İçeride kurun değişimini ve dolayısıyla faiz kararını belirleyen etkenlerden birisi olan yurtiçi yerleşiklerin döviz mevduatlarının son açıklanan veriye göre parite etkisinden arındırılmış olarak 3 milyar dolar artarak tarihi en yüksek düzey olan 207.6 milyar dolara çıkmasını da hatırlatarak global gelişmelerin ise şu sıralar Merkez Bankası’nın elini kolaylaştırdığını söyleyebiliriz. Son olarak ABD’de Ağustos ayına ilişkin tarım dışı istihdam verileri oldukça zayıf geldi. Ekonomist beklentileri 733 bin artış yönündeyken, ülkede tarım dışı istihdam 235 bin arttı. Veri ile birlikte dolar güç kaybetti. Çünkü veriler Fed’in resmen başlayan varlık alımlarının azaltılması tartışmaları için temel konumda yer alıyordu. Fed Başkanı Jerome Powell geçen hafta merkez bankasının aylık tahvil alımlarını azaltmaya bu yıl başlayabileceğini, ancak faiz artırımı konusunda acele edilmeyeceğini açıklamıştı. Bu açıklama ölçülü olarak değerlendirilmiş, başta gelişen ülkelerin olmak üzere çok sayıda para birimi dolara karşı değer kazanmış, borsalar yükselmişti. Yeni veri bu süreci destekledi. Kısacası Fed’in güvercin tavrı ve cuma günü açıklanan tarımdışı istihdam gibi bu tavrı destekleyecek tüm veriler Türk Lirası’nın dolara karşı güçlü tutarken Merkez’e kolaylık sağlıyor. Ancak burada da birçok ekonomist bol likiditenin varlık balonları yaratıp önemli krizlere neden olacağı endişesi taşıyor. Tabii bu durum Türkiye ve Türk Lirası açısından da şu anda olumlu olan sürecin tersine dönebileceği anlamına geliyor.

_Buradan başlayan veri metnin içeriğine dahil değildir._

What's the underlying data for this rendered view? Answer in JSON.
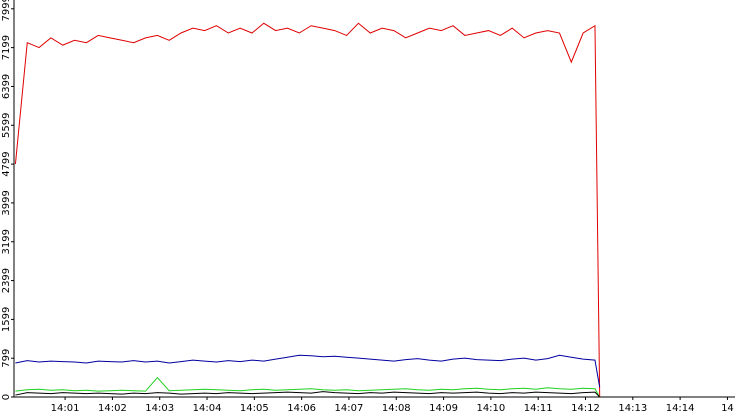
{
  "chart_data": {
    "type": "line",
    "x": [
      -0.05,
      0.2,
      0.45,
      0.7,
      0.95,
      1.2,
      1.45,
      1.7,
      1.95,
      2.2,
      2.45,
      2.7,
      2.95,
      3.2,
      3.45,
      3.7,
      3.95,
      4.2,
      4.45,
      4.7,
      4.95,
      5.2,
      5.45,
      5.7,
      5.95,
      6.2,
      6.45,
      6.7,
      6.95,
      7.2,
      7.45,
      7.7,
      7.95,
      8.2,
      8.45,
      8.7,
      8.95,
      9.2,
      9.45,
      9.7,
      9.95,
      10.2,
      10.45,
      10.7,
      10.95,
      11.2,
      11.45,
      11.7,
      11.95,
      12.2,
      12.3
    ],
    "series": [
      {
        "color": "#e00000",
        "values": [
          4800,
          7300,
          7200,
          7400,
          7250,
          7350,
          7300,
          7450,
          7400,
          7350,
          7300,
          7400,
          7450,
          7350,
          7500,
          7600,
          7550,
          7650,
          7500,
          7600,
          7500,
          7700,
          7550,
          7600,
          7500,
          7650,
          7600,
          7550,
          7450,
          7700,
          7500,
          7600,
          7550,
          7400,
          7500,
          7600,
          7550,
          7650,
          7450,
          7500,
          7550,
          7450,
          7600,
          7400,
          7500,
          7550,
          7500,
          6900,
          7500,
          7650,
          0
        ]
      },
      {
        "color": "#0000a0",
        "values": [
          700,
          750,
          720,
          740,
          730,
          720,
          700,
          740,
          730,
          720,
          750,
          720,
          740,
          700,
          730,
          760,
          740,
          720,
          750,
          730,
          760,
          740,
          780,
          820,
          860,
          850,
          830,
          840,
          820,
          800,
          780,
          760,
          740,
          770,
          790,
          760,
          740,
          780,
          800,
          770,
          760,
          750,
          780,
          800,
          760,
          790,
          860,
          820,
          780,
          760,
          200
        ]
      },
      {
        "color": "#20d020",
        "values": [
          120,
          150,
          160,
          140,
          150,
          130,
          140,
          120,
          130,
          140,
          130,
          120,
          400,
          130,
          140,
          150,
          160,
          150,
          140,
          130,
          150,
          160,
          140,
          150,
          160,
          170,
          150,
          140,
          150,
          130,
          140,
          150,
          160,
          170,
          150,
          140,
          160,
          150,
          170,
          180,
          160,
          150,
          170,
          180,
          160,
          190,
          170,
          160,
          180,
          170,
          0
        ]
      },
      {
        "color": "#000000",
        "values": [
          40,
          90,
          80,
          70,
          90,
          80,
          70,
          80,
          70,
          60,
          80,
          70,
          90,
          80,
          60,
          70,
          80,
          70,
          90,
          80,
          70,
          80,
          90,
          100,
          90,
          80,
          110,
          90,
          80,
          70,
          90,
          80,
          100,
          90,
          80,
          70,
          90,
          80,
          90,
          100,
          80,
          70,
          90,
          80,
          100,
          90,
          80,
          70,
          90,
          100,
          0
        ]
      }
    ],
    "xlim": [
      -0.08,
      15.16
    ],
    "xticks": [
      {
        "value": 1,
        "label": "14:01"
      },
      {
        "value": 2,
        "label": "14:02"
      },
      {
        "value": 3,
        "label": "14:03"
      },
      {
        "value": 4,
        "label": "14:04"
      },
      {
        "value": 5,
        "label": "14:05"
      },
      {
        "value": 6,
        "label": "14:06"
      },
      {
        "value": 7,
        "label": "14:07"
      },
      {
        "value": 8,
        "label": "14:08"
      },
      {
        "value": 9,
        "label": "14:09"
      },
      {
        "value": 10,
        "label": "14:10"
      },
      {
        "value": 11,
        "label": "14:11"
      },
      {
        "value": 12,
        "label": "14:12"
      },
      {
        "value": 13,
        "label": "14:13"
      },
      {
        "value": 14,
        "label": "14:14"
      },
      {
        "value": 15,
        "label": "14"
      }
    ],
    "ylim": [
      0,
      8180
    ],
    "yticks": [
      0,
      799,
      1599,
      2399,
      3199,
      3999,
      4799,
      5599,
      6399,
      7199,
      7999
    ]
  }
}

CARİ AÇIK VE TURİZM ETKİSİ

Faiz indirimi için Merkez’e güç veren bir diğer veri, cari açık ve turizm gelirleri. Neden? Çünkü Merkez, faiz indirirken en çok korkulan kurun ateşini yükseltmesi ve bunun da dönüp enflasyonu tekrar tırmandırması. Yeterli döviz girdisi bu nedenle faiz politikasında önemli yer tutuyor. Bu yıl beklendiği kadar olmasa da yaz aylarında turizmden döviz girdisi devam ediyor. Henüz rakamlar ortaya çıkmadı ancak beklentiler olumlu. Bu yılın ilk 6 aylık verilerine göre cari açık geçen yılın aynı dönemine göre 7 milyar dolar azalarak 13,6 milyar dolar olarak gerçekleşti. Aynı dönemde net sermaye girişi 12,2 milyar dolar olarak gerçekleşti ve döviz arzı olarak ekonomiye dahil oldu. Yılın 6 ayında net hata ve noksan kaleminde 8,7 milyar dolar kaynağı belli olmayan bir döviz fazlası bulunuyor. Bu döviz arzı da eklenince ödemeler dengesi toplamda 7,2 milyar dolar döviz fazlası yarattı ve bu Merkez’in rezervlerine eklenmiş durumda. Ödemeler dengesindeki bu olumlu tabloda ilk 6 ayda bavul ticareti dahil 100 milyar doları geçen ihracatın büyük etkisi var. Katar, Çin ve Güney Kore ile yapılan swap anlaşmaları Merkez Bankası rezervlerini artırarak döviz varlığı anlamında güven sağlıyor. IMF’den son gelen 6,4 milyar dolarlık SDR imkanı ile bu güven biraz daha artıyor.

TEK ENGEL MANŞET ENFLASYON

Göründüğü gibi hem global gelişmeler hem yurtiçi rakamlar faiz indiriminin yolunu açıyor. Ancak tek sorun bir çok ekonomistin faizin düzeyinin belirlemesinde mihenk taşı olarak aldığı manşet enflasyonun başta gıda fiyatlarındaki artışlarla yüksek olması ve daha da yükselmeye devam etmesinin beklenmesi. Ücret gelirlerinin milli gelir içindeki payının düşmesi ile vatandaşların hissettiği enflasyonun daha da yüksek olması bir yandan birikimlerini Türk Lirası varlıklarda değerlendirmesinin önünde engel olurken diğer yandan bu durumun sonucu olan dolarizasyon ekonominin tüm dengelerini bozuyor.